The other possibility is that there is, indeed, something going on.

In other words, promotion and gender are dependent, there is gender discrimination.

Observed difference in proportions, that's the proportions of promotions

between males and females, is not due to chance.

That is what we call our alternative hypothesis.

So how did we finally make the decision?

Remember that we actually did a simulation based

inference where we simulated the experiment under

the assumption of the null hypothesis being true.

In other words, under the assumption of independence.

In other words, leaving everything up to chance.

And at each simulation, we calculated the difference between the

proportion of promotions in the observed data, that difference was 30%.

That's the 88% for the males, minus the 58% for the females.

And then we looked to see, does 30% appear to

be a usual outcome when we leave things up to chance?

Or does it not?

Each one of these dots here in the dot plot represents a

one simulated difference between the proportions

of males and females getting promoted.

30% does not seem like a usual outcome.

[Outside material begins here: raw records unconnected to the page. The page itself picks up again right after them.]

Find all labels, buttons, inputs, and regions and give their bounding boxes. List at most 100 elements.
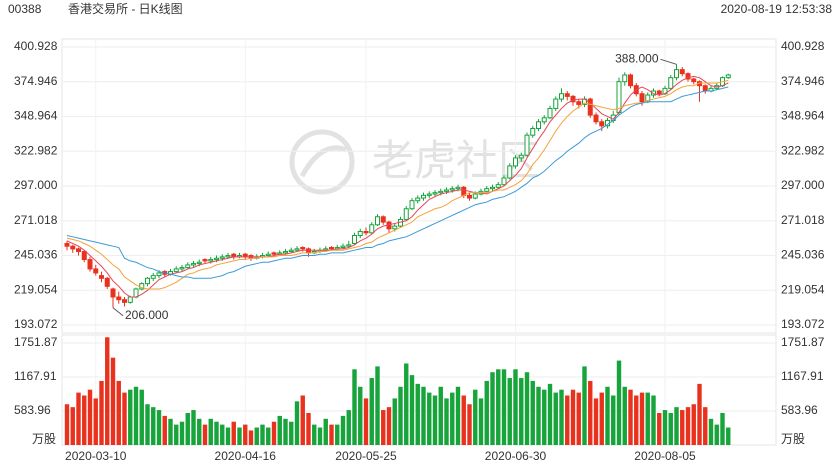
volume-bar — [415, 383, 420, 445]
volume-bar — [444, 398, 449, 445]
volume-bar — [392, 398, 397, 445]
candle-body — [352, 234, 357, 245]
candle-body — [185, 264, 191, 269]
volume-bar — [122, 392, 127, 445]
volume-bar — [93, 398, 98, 445]
stock-code: 00388 — [8, 2, 42, 16]
candle-body — [628, 74, 633, 87]
candle-body — [449, 188, 455, 191]
volume-bar — [386, 407, 392, 445]
candle-body — [725, 74, 731, 79]
volume-unit-left: 万股 — [32, 432, 56, 446]
candle-body — [576, 101, 582, 105]
volume-tick-label-right: 1751.87 — [781, 335, 825, 349]
candle-body — [99, 275, 104, 279]
candle-body — [524, 134, 530, 156]
volume-bar — [271, 421, 277, 445]
volume-bar — [220, 424, 225, 445]
candle-body — [64, 243, 70, 247]
candle-body — [553, 98, 559, 109]
volume-bar — [570, 389, 576, 445]
volume-bar — [277, 415, 282, 445]
volume-bar — [312, 424, 317, 445]
candle-body — [507, 165, 513, 179]
volume-bar — [179, 421, 185, 445]
volume-bar — [691, 404, 696, 445]
candle-body — [340, 245, 346, 249]
volume-bar — [197, 418, 202, 445]
candle-body — [363, 230, 369, 234]
candle-body — [300, 247, 306, 250]
candle-body — [674, 69, 679, 79]
volume-bar — [467, 404, 472, 445]
candle-body — [196, 261, 202, 265]
candle-body — [375, 216, 380, 226]
volume-bar — [352, 369, 357, 445]
volume-bar — [208, 418, 213, 445]
volume-bar — [473, 389, 478, 445]
y-tick-label-right: 348.964 — [781, 109, 825, 123]
volume-bar — [151, 407, 156, 445]
y-tick-label-left: 348.964 — [14, 109, 58, 123]
candle-body — [283, 251, 288, 254]
volume-tick-label-right: 1167.91 — [781, 369, 824, 383]
volume-bar — [110, 357, 116, 445]
volume-bar — [720, 412, 725, 445]
candle-body — [156, 272, 162, 277]
volume-bar — [162, 415, 167, 445]
candle-body — [357, 230, 363, 236]
volume-bar — [427, 392, 432, 445]
y-tick-label-left: 219.054 — [14, 282, 58, 296]
candle-body — [455, 186, 461, 190]
volume-bar — [553, 392, 558, 445]
candle-body — [461, 186, 467, 196]
candle-body — [202, 259, 208, 262]
y-tick-label-left: 193.072 — [14, 317, 58, 331]
x-tick-label: 2020-08-05 — [634, 449, 696, 463]
candle-body — [110, 288, 116, 298]
y-tick-label-right: 245.036 — [781, 248, 825, 262]
candle-body — [219, 256, 225, 259]
volume-bar — [335, 424, 340, 445]
candle-body — [518, 154, 524, 159]
candle-body — [179, 267, 185, 270]
chart-title: 香港交易所 - 日K线图 — [68, 1, 183, 16]
volume-bar — [409, 375, 415, 445]
volume-bar — [513, 369, 518, 445]
volume-bar — [588, 380, 593, 445]
x-tick-label: 2020-04-16 — [215, 449, 277, 463]
volume-bar — [404, 363, 409, 445]
volume-bar — [547, 383, 553, 445]
volume-tick-label-right: 583.96 — [781, 403, 818, 417]
y-tick-label-right: 374.946 — [781, 74, 825, 88]
volume-bar — [634, 395, 639, 445]
volume-bar — [243, 424, 248, 445]
volume-bar — [616, 360, 622, 445]
volume-bar — [225, 427, 231, 445]
timestamp: 2020-08-19 12:53:38 — [721, 2, 833, 16]
candle-body — [93, 268, 99, 274]
candle-body — [116, 296, 122, 301]
volume-bar — [191, 410, 196, 445]
y-tick-label-right: 322.982 — [781, 143, 825, 157]
volume-bar — [639, 392, 645, 445]
volume-bar — [294, 401, 300, 445]
volume-bar — [116, 380, 121, 445]
watermark-logo — [289, 129, 355, 195]
candle-body — [495, 184, 501, 188]
y-tick-label-left: 400.928 — [14, 39, 58, 53]
candle-body — [668, 77, 674, 89]
candle-body — [651, 90, 656, 96]
volume-bar — [703, 407, 708, 445]
high-annotation: 388.000 — [615, 51, 659, 65]
candle-body — [685, 73, 691, 80]
candle-body — [145, 277, 150, 285]
candle-body — [208, 259, 214, 262]
candle-body — [122, 299, 127, 303]
ma-line — [66, 75, 729, 298]
y-tick-label-right: 297.000 — [781, 178, 825, 192]
volume-bar — [599, 392, 604, 445]
volume-bar — [99, 380, 104, 445]
volume-bar — [461, 395, 466, 445]
candle-body — [570, 95, 576, 103]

In fact, it's quite unlikely to

obtain a result like the actual data,

or something even more extreme in these simulations.

More extreme meaning or something in the data meaning male

promotions being 30% more or even higher than female promotions.

Therefore we had decided to reject the

null hypothesis in favor of the alternative.

So to reminder ourselves of the framework.

We start with a null hypothesis that we usually

call it H naught and that represents our status quo.

And we also have an alternative hypothesis our HA that

represents our research question, in other word, what we're testing for.

We conduct a hypothesis test under the

assumption that the null hypothesis is true, either

via simulation, that's what we did at the

end of unit one, or using theoretical methods.

Methods that rely on the central limit theorem and

that's what we're going to do in this unit.